The University of Arkansas at Monticello College of Forestry, Agriculture, and Natural Resources (CFANR) is located within the Henry H. Chamberlin Forest Resource Complex on the University of Arkansas at Monticello campus in Monticello, Arkansas. The Chamberlin Forest Resources Complex also houses the Arkansas Forest Resource Center. The school employs 17 faculty and offers Associate of Science, Bachelor of Science, and Master of Science degrees.

The UAM School of Forest Resources is the only forestry school in the state of Arkansas.

==History==
In 2015, the school's name was changed from the School of Forestry to the School of Forestry and Natural Resources.

In July 2018, the School of Agriculture merged with the School of Forestry and Natural Resources to become the College of Forestry, Agriculture, and Natural Resources.

== Degrees ==
The school offers Associate of Science and Bachelor of Science degrees in the three disciplines of Natural Resources Management, Agriculture, and Land Surveying, as well as an Associate of Applied Science degree in Forest Technology.

It offers a Master of Science degree in Forest Resources and a Graduate Certificate in Waterfowl Habitat and Recreation Management.
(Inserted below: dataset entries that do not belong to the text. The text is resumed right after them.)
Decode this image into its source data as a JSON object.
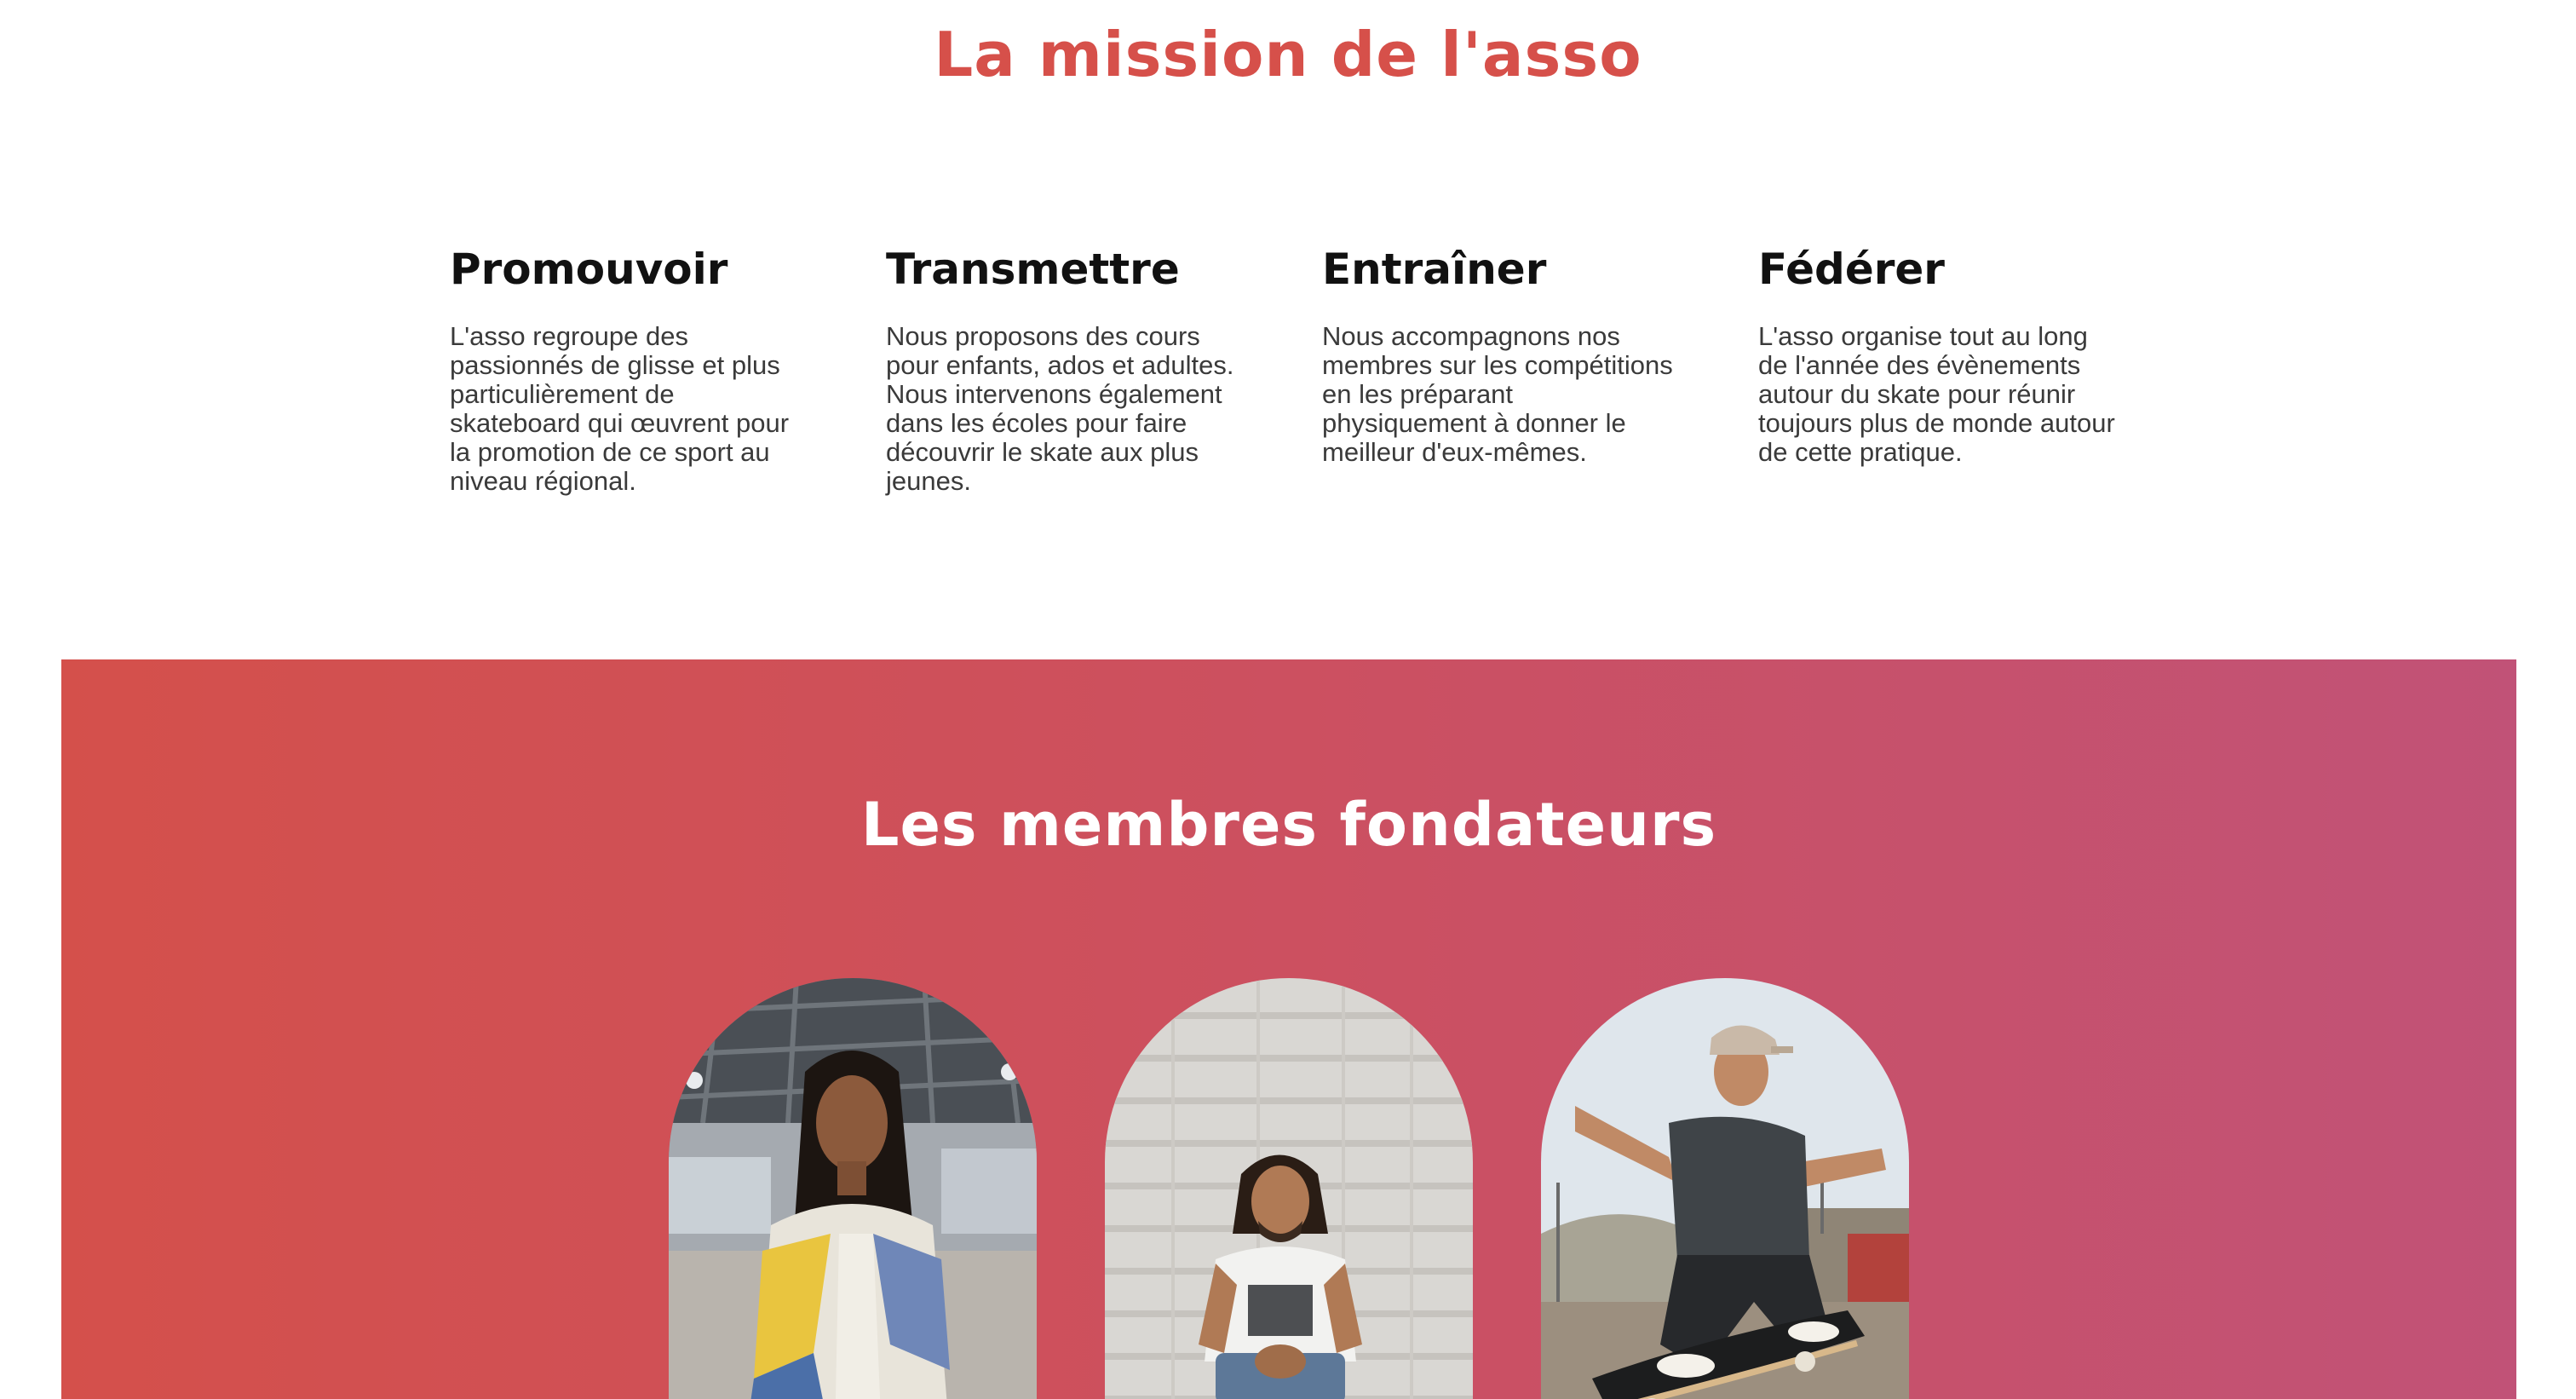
{
  "mission": {
    "title": "La mission de l'asso",
    "pillars": [
      {
        "title": "Promouvoir",
        "lines": [
          "L'asso regroupe des",
          "passionnés de glisse et plus",
          "particulièrement de",
          "skateboard qui œuvrent pour",
          "la promotion de ce sport au",
          "niveau régional."
        ]
      },
      {
        "title": "Transmettre",
        "lines": [
          "Nous proposons des cours",
          "pour enfants, ados et adultes.",
          "Nous intervenons également",
          "dans les écoles pour faire",
          "découvrir le skate aux plus",
          "jeunes."
        ]
      },
      {
        "title": "Entraîner",
        "lines": [
          "Nous accompagnons nos",
          "membres sur les compétitions",
          "en les préparant",
          "physiquement à donner le",
          "meilleur d'eux-mêmes."
        ]
      },
      {
        "title": "Fédérer",
        "lines": [
          "L'asso organise tout au long",
          "de l'année des évènements",
          "autour du skate pour réunir",
          "toujours plus de monde autour",
          "de cette pratique."
        ]
      }
    ]
  },
  "founders": {
    "title": "Les membres fondateurs"
  },
  "colors": {
    "accent": "#d6504a",
    "gradient_start": "#d4504b",
    "gradient_end": "#c15277"
  }
}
There will be a Doctor of Philosophy program in forest resources.

== Geospatial Science Lab ==
The CFANR has a Geospatial Science Lab. This lab is central to the unit's research in the areas of Geographic Information Systems (GIS), Global Positioning Systems (GPS), Remote Sensing, and Expert Systems at UAM. The lab utilizes these geo-technologies to focus on developing applications and research to improve natural resource management. This is accomplished by integrating high-tech computer facilities with the expertise of the faculty and staff to evaluate complex problems and provide solutions for more effective natural resource management strategies.
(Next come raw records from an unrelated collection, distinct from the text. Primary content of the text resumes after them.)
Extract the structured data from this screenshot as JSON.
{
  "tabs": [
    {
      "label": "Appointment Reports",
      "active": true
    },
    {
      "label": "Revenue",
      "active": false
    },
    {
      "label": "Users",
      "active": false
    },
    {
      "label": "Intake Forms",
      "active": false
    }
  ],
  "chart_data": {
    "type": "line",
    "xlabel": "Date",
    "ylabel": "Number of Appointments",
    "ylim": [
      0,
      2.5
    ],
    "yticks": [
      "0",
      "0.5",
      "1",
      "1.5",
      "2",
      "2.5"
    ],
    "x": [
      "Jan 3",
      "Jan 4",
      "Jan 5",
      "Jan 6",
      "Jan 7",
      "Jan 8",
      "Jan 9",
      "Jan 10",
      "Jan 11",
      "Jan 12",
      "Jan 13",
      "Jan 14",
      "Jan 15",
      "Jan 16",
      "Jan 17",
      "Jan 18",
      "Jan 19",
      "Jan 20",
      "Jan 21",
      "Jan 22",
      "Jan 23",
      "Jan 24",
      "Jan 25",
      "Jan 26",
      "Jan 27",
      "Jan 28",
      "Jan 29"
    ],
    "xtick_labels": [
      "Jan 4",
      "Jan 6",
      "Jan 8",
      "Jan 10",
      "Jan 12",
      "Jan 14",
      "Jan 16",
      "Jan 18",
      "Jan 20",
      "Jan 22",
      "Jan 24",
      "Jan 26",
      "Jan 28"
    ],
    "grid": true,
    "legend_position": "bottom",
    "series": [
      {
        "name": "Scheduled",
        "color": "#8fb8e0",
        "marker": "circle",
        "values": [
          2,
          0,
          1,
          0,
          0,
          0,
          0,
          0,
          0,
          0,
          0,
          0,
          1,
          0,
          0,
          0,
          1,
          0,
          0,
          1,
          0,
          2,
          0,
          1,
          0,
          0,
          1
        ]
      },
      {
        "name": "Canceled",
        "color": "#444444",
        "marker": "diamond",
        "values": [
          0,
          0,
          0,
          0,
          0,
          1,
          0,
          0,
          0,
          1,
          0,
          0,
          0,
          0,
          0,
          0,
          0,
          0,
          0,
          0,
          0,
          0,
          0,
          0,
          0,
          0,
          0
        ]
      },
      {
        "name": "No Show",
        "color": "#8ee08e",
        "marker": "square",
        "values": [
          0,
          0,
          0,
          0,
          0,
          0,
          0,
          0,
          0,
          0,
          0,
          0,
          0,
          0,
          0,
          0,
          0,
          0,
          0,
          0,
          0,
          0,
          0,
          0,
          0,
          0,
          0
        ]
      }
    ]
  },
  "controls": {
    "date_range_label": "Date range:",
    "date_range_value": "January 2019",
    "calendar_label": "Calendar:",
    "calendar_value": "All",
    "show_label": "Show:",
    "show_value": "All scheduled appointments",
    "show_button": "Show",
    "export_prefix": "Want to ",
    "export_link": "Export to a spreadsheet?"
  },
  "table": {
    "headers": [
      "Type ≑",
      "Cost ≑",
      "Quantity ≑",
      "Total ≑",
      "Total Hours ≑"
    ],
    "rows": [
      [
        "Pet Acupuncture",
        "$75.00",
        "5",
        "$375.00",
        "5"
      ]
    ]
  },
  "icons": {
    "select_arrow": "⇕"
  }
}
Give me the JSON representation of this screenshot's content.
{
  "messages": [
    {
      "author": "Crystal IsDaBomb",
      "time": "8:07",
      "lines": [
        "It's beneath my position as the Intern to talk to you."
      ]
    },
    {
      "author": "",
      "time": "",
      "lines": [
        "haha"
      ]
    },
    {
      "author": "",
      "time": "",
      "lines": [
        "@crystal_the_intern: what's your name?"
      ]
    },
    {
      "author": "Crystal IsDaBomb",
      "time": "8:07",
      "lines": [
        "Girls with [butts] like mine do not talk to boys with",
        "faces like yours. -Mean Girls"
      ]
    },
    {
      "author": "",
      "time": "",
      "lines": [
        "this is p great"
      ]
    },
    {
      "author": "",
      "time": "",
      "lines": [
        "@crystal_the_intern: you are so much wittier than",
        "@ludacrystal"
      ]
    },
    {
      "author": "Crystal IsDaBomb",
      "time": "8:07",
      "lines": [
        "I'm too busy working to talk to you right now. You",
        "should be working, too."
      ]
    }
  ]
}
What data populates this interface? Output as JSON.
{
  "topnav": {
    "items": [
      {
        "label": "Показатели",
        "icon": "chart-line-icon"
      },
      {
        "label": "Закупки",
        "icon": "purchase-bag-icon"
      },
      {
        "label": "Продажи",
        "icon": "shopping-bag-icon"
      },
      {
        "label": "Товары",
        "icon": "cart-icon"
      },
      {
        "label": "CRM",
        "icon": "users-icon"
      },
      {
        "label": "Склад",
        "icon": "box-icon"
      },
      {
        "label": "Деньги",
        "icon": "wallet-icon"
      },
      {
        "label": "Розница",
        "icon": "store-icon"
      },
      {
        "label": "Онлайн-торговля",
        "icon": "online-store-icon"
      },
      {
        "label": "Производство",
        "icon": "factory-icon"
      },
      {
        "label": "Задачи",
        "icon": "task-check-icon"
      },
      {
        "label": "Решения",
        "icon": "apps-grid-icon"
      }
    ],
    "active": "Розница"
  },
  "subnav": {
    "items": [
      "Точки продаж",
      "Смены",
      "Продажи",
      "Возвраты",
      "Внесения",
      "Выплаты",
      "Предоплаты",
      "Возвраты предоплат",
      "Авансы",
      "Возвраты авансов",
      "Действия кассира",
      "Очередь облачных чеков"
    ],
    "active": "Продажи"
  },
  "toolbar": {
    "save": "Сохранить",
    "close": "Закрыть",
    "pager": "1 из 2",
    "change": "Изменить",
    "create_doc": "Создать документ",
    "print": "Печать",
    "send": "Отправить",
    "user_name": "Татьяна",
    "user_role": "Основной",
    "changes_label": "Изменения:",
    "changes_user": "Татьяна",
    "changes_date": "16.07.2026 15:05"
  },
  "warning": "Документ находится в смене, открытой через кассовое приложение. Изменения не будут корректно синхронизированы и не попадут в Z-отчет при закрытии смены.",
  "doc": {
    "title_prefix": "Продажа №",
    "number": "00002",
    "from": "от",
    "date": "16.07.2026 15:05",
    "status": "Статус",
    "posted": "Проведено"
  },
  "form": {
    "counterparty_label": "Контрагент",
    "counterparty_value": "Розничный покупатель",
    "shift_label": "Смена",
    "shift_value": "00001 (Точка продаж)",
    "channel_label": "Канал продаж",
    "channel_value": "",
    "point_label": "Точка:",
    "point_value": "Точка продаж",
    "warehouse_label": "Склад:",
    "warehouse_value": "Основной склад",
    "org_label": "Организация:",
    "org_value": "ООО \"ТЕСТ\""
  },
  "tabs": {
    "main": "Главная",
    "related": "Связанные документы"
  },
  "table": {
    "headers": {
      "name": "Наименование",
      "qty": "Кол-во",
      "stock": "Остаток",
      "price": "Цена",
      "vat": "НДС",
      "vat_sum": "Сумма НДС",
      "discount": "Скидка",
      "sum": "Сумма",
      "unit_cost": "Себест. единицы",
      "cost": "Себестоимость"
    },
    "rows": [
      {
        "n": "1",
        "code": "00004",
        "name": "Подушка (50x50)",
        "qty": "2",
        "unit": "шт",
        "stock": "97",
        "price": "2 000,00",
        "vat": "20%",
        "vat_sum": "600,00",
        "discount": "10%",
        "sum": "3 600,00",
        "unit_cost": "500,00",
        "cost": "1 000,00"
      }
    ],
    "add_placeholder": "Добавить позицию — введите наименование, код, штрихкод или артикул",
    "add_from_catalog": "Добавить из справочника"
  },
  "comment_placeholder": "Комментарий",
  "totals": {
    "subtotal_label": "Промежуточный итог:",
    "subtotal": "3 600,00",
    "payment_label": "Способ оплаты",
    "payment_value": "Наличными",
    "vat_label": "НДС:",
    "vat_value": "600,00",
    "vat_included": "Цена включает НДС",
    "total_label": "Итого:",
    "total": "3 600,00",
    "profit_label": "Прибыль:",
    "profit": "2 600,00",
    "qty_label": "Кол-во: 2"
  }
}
The research and projects at the UADA/UAM Geospatial Science Lab involve the development of applications for new technologies in the field of environmental information sciences, geo-intelligence (advanced geo-information science and earth observation, machine and deep learning, and big data analytics), remote sensing, sUAS/drones, land evaluation, pedology (i.e., soil genesis and classification), forest health monitoring, land use management/planning, monitoring and evaluating sustainable land management, change detection of landscape degradation, and geographic information system models.
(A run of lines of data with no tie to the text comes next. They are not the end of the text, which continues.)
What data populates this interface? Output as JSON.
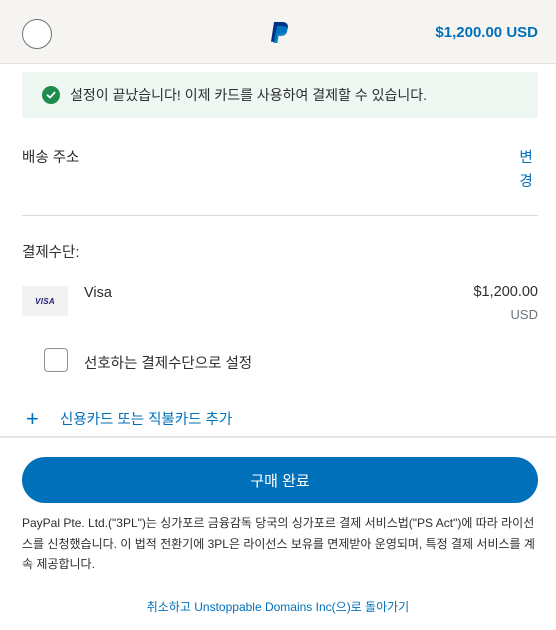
{
  "header": {
    "amount": "$1,200.00 USD"
  },
  "success": {
    "message": "설정이 끝났습니다! 이제 카드를 사용하여 결제할 수 있습니다."
  },
  "shipping": {
    "label": "배송 주소",
    "change_label": "변경"
  },
  "payment": {
    "label": "결제수단:",
    "card": {
      "brand_badge": "VISA",
      "name": "Visa",
      "amount": "$1,200.00",
      "currency": "USD"
    },
    "preferred_label": "선호하는 결제수단으로 설정",
    "preferred_checked": false,
    "add_card_label": "신용카드 또는 직불카드 추가"
  },
  "purchase": {
    "button_label": "구매 완료"
  },
  "legal": {
    "text": "PayPal Pte. Ltd.(\"3PL\")는 싱가포르 금융감독 당국의 싱가포르 결제 서비스법(\"PS Act\")에 따라 라이선스를 신청했습니다. 이 법적 전환기에 3PL은 라이선스 보유를 면제받아 운영되며, 특정 결제 서비스를 계속 제공합니다."
  },
  "cancel": {
    "label": "취소하고 Unstoppable Domains Inc(으)로 돌아가기"
  },
  "colors": {
    "brand_blue": "#0070ba",
    "success_green": "#1e8c4e",
    "success_bg": "#eef7f2"
  }
}
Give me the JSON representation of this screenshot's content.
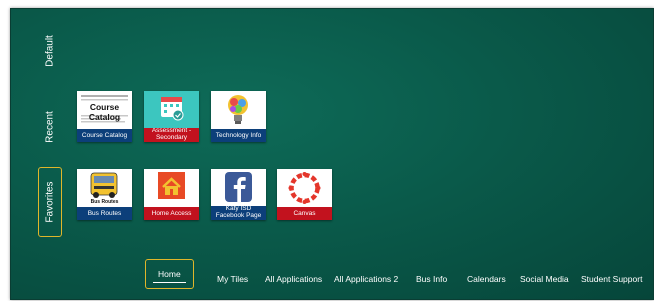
{
  "side_tabs": {
    "default": "Default",
    "recent": "Recent",
    "favorites": "Favorites"
  },
  "recent_tiles": [
    {
      "caption": "Course Catalog",
      "image_text": "Course Catalog",
      "caption_color": "#0c3f7a"
    },
    {
      "caption": "Assessment - Secondary",
      "caption_color": "#c2121e"
    },
    {
      "caption": "Technology Info",
      "caption_color": "#0c3f7a"
    }
  ],
  "favorite_tiles": [
    {
      "caption": "Bus Routes",
      "image_text": "Bus Routes",
      "caption_color": "#0c3f7a"
    },
    {
      "caption": "Home Access",
      "caption_color": "#c2121e"
    },
    {
      "caption": "Katy ISD Facebook Page",
      "caption_color": "#0c3f7a"
    },
    {
      "caption": "Canvas",
      "caption_color": "#c2121e"
    }
  ],
  "nav": {
    "items": [
      "Home",
      "My Tiles",
      "All Applications",
      "All Applications 2",
      "Bus Info",
      "Calendars",
      "Social Media",
      "Student Support"
    ],
    "selected": "Home"
  },
  "colors": {
    "background": "#0a5a4a",
    "selected_outline": "#e0b62a",
    "caption_blue": "#0c3f7a",
    "caption_red": "#c2121e"
  }
}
The UADA/UAM Geospatial Science Lab promotes the use of geo-technologies throughout the state and the nation. The lab work allows interdisciplinary cooperation, data-rich analytics research, and active outreach across a range of scientific fields (agriculture, forests, and climate change) with major societal impacts. It works closely with community and business leaders, policymakers, educators, students, and members of the general public to ensure the sustainability and proper use of the state's natural resources (i.e. soils, water, and biodiversity).